Sun Dec 8th through Sat the 14th, 2019 at Vancouver Convention Center
They try to estimate the manifold in the feature space of real images and the generated images separately. They do it calculating the pairwise Euclidean distances between all feature vectors in the set of real images and for each feature vector forming a hyper-sphere with radius equal to the distance to its kth nearest neighbor. Together, these hyperspheres define a volume in the feature space that serves as an estimate of the true manifold. Similarly, manifold of the generated images is estimated. Further, precision is estimates as the fraction of the generated images that lie in the manifold of the real images. And recall is estimated as the fraction of the real images that lie in the manifold of the generated images.
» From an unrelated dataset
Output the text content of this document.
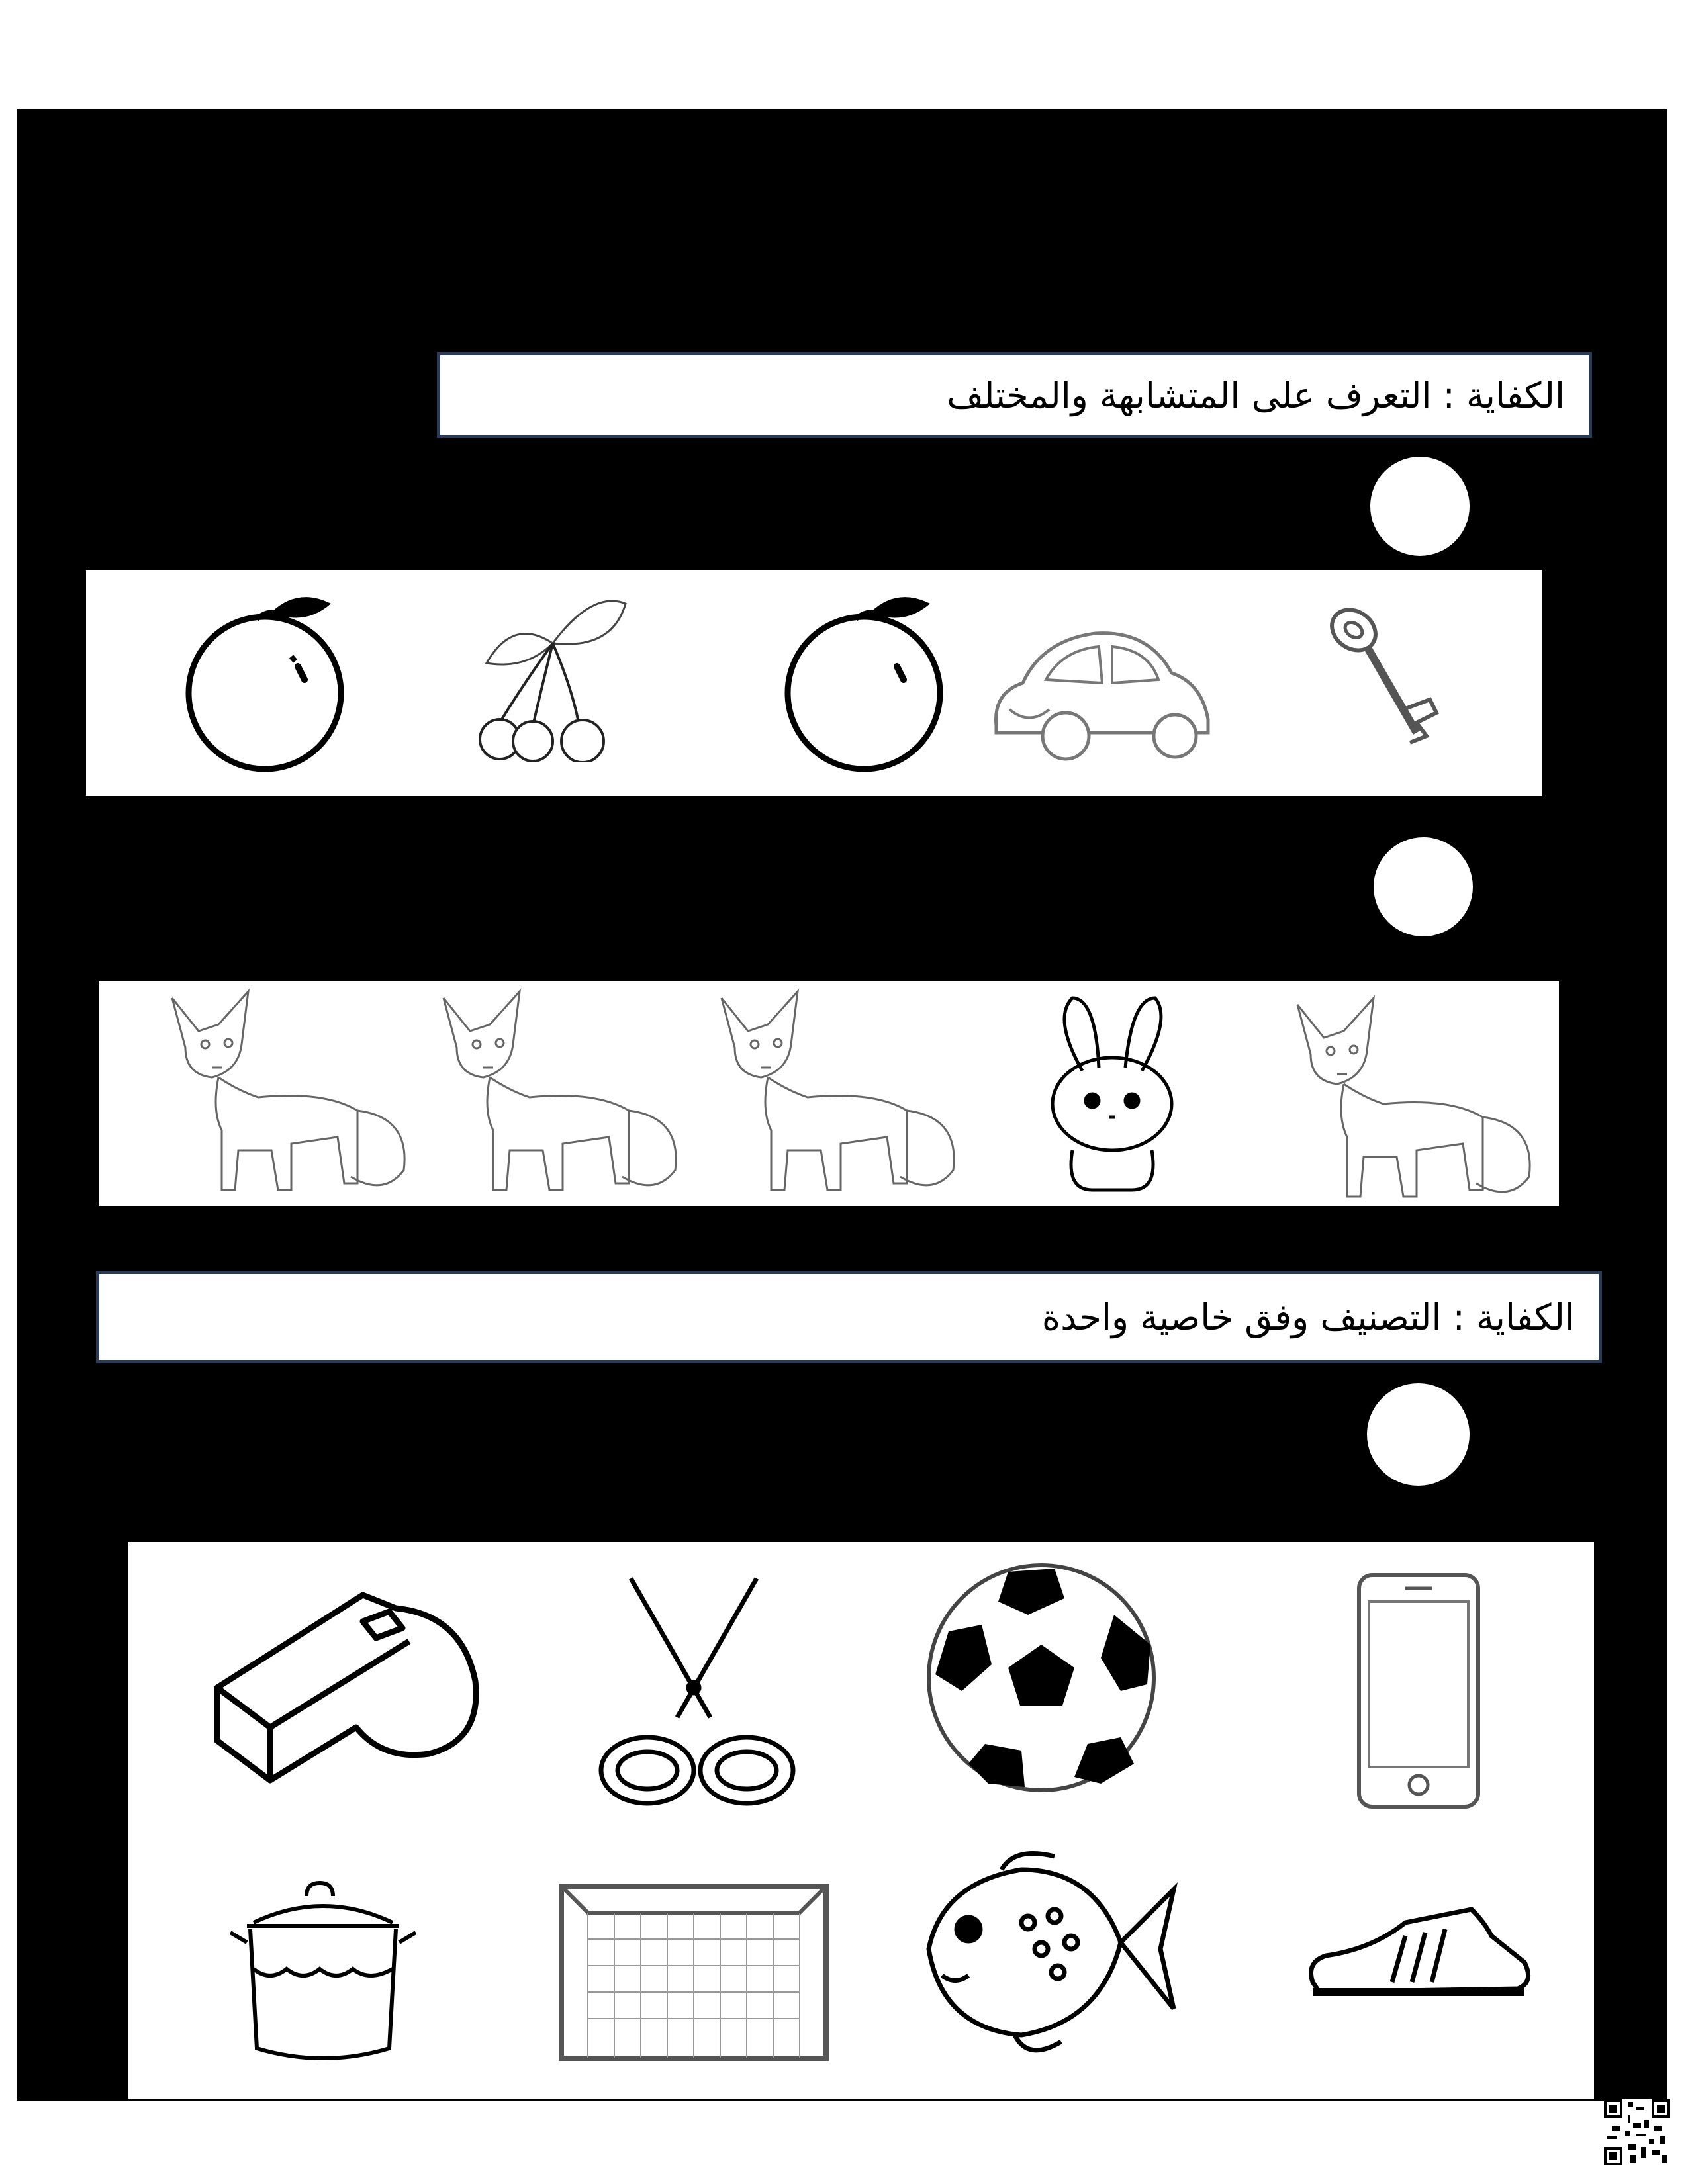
الكفاية : التعرف على المتشابهة والمختلف
الكفاية : التصنيف وفق خاصية واحدة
Originality: I believe the proposed method of estimating precision-recall is not novel. Given its simplicity, it must have been used in some previous works although in a different context (not for high dimensional images). Quality: The paper is well written and results are clearly explained. Significance: Given their numerical experiments, the proposed method holds significance in evaluating the quality and variation of samples generated by GAN/
I found this submission really interesting and influential. It represents a great step forward compare to the prior work on recall/precision estimation of GANs. The authors show examples where previous way to estimate recall/precision fails to find any difference despite obviously varying quality of samples. The paper is very well-written and contains thorough experiments (for instance, one experiment semi-accidentally pushes StyleGAN state-of-the-art in FID). As a sidenote, the underlying idea of growing hyperspheres around data points reminded me about persistent homologies. It is a concept from computational topology which can be used to estimate manifold topology when the manifold is described by point cloud of samples. The authors may benefit from exploring this connection. For more details please see for example "Towards topological analysis of high-dimensional feature spaces" by Hubert Wagner and Paweł Dłotkoa (Computer Vision and Image Understanding, Volume 121, April 2014, Pages 21-26)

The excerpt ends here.